La postura de esa fuerza política fue fijada a través del diputado Adrián Pérez y del titular del bloque de legisladores porteños de la CC, Fernando Sánchez. En la ocasión se pronunciaron a favor de que la Legislatura capitalina “inicie un proceso de investigación a través de una comisión” ante el procesamiento iniciado por las escuchas ilegales contra Macri.
“No pedimos ni la renuncia ni licencia ni juicio político, sino una investigación, porque las escuchas ilegales son una causa grave”, anunció Pérez, titular de la CC porteña, en una conferencia de prensa que compartió con Sánchez y la senadora María Eugenia Estenssoro, entre otros, y con la ausencia de la líder de la CC, Elisa Carrió.
Pérez señaló también que “la situación institucional es grave porque hay un jefe de Gobierno procesado por escuchas ilegales” y descartó una conspiración de Néstor Kirchner como venía denunciando el PRO. “No.
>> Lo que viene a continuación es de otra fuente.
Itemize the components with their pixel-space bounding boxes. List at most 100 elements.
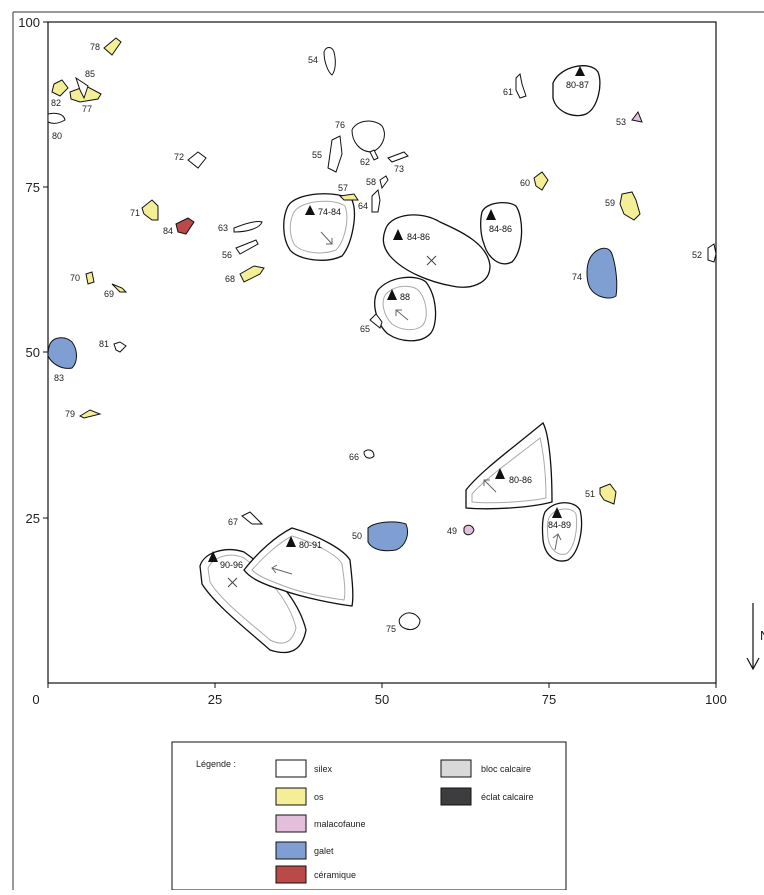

Hay hechos objetivos como la designación de Palacios, Chamorro y Ciro James”, destacó Pérez, al rechazar la posibilidad de que se trate de una maniobra orquestada por el kirchnerismo.
Luego, Carrió hizo su aparición, y señaló: “Es falso que no he sido coherente, cuando se pronunció Norberto Oyarbide, dije claramente: los hechos son graves y el juez no es confiable por eso hay que esperar el pronunciamiento de la Cámara y eso es lo que hemos hecho”.
Amado Boudou
Contraofensiva K por el juicio
El único funcionario del Gobierno nacional que ayer salió a hablar del caso Macri fue el ministro de Economía, Amado Boudou, que afirmó: “Los juicios orales no los pide el Poder Ejecutivo sino el Judicial”, dijo en rueda de prensa antes de dar una charla sobre Del canje exitoso a la consolidación del modelo, en el Sindicato de Amas de Casa de Buenos Aires.
En ese sentido, el ministro manifestó que “sin duda si va hacia un juicio oral, puede aparecer como una chicana decir quiero ir a juicio oral, pero nadie quiere ir a un juicio oral, obviamente”. Se espera que los K hoy se hagan un festín mediático.
La defensa macrista
La diputada Gabriela Michetti, ex compañera de fórmula de Macri, defendió la nueva estrategia de su jefe de Gobierno y dijo que se busca que el caso “salga de la Justicia” para que, en un eventual juicio político, las declaraciones de los testigos y las pruebas sean públicos. “Y que de una vez por todas acabemos con esta mentira”, manifestó Michetti.
La diputada insistió que en el fallo presentado el jueves último por la Cámara Federal “no hay ninguna comprobación, todo está basado en suposiciones”, y que “Néstor Kirchner está detrás de esto”.
“Es la misma metodología que utilizó siempre el kirchnerismo para sacar de la cancha a sus adversarios”, dijo.
Además, volvió a asumir que fue un “error político” haber contratado a Jorge “Fino” Palacios para que encabece el armado de la Policía Metropolitana. “Fue un error porque aquellos sectores de la Policía Federal y de la SIDE que tenían una guerra a muerte con este señor (por Palacios) se quisieron cobrar venganza de que queríamos hacer esta policía nueva, que obviamente no querían que hiciéramos; y de paso le querían pegar un palazo a Palacios”, concluyó.